Image: Szekszárd, 2004, Holocaust Memorial, Stiftung Denkmal
Szekszárd, 2004, Holocaust Memorial, Stiftung Denkmal
The exact number of victims is not known.
Image: Szekszárd, 2004, Dedication of the Memorial, Stiftung Denkmal
Szekszárd, 2004, Dedication of the Memorial, Stiftung Denkmal

In 1949, the Jewish community of Szekszárd had 121 members, yet in the following years it shrank significantly. The synagogue became derelict. In 1971, the municipal council purchased the building. After many years of renovation, the building was reopened in 1984 as a »House of the Arts«. In 2004, 60 years after the deportations, a Holocaust memorial was dedicated on the square in front of the former synagogue. Designed by Hungarian sculptor László Szatmári Juhos, the memorial consists of a white concrete stele, affixed to it is a bronze negative relief portraying a family with expressive traits.

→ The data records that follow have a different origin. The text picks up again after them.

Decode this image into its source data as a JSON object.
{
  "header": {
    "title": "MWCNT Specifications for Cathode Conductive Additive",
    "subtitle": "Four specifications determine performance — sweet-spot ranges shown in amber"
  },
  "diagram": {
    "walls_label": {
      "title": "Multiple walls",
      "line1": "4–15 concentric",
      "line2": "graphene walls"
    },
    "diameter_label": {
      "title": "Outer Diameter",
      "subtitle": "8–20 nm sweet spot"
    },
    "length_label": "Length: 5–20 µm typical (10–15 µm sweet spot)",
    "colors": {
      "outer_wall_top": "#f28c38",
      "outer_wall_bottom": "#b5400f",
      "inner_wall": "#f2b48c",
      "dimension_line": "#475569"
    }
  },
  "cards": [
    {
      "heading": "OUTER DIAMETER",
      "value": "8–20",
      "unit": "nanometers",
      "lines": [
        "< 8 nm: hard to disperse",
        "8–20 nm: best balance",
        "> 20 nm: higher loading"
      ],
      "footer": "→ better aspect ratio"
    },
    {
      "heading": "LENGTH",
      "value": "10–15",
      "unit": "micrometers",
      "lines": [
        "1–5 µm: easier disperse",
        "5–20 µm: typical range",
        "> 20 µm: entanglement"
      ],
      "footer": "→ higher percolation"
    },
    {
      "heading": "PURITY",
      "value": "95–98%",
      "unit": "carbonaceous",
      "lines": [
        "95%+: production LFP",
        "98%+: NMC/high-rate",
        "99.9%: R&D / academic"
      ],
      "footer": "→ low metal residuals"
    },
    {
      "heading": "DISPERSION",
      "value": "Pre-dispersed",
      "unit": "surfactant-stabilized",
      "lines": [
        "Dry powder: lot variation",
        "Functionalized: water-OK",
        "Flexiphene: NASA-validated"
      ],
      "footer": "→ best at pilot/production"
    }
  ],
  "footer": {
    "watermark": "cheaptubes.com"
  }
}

Image: Szekszárd, 2004, Dedication of the Memorial, Stiftung Denkmal
Szekszárd, 2004, Dedication of the Memorial, Stiftung Denkmal

Image: Szekszárd, 2004, Holocaust Memorial, Stiftung Denkmal
Szekszárd, 2004, Holocaust Memorial, Stiftung Denkmal
Name
Holokauszt-emlékmű
Address
Szent István tér 28
7100 Szekszárd
Open
The memorial is accessible at all times.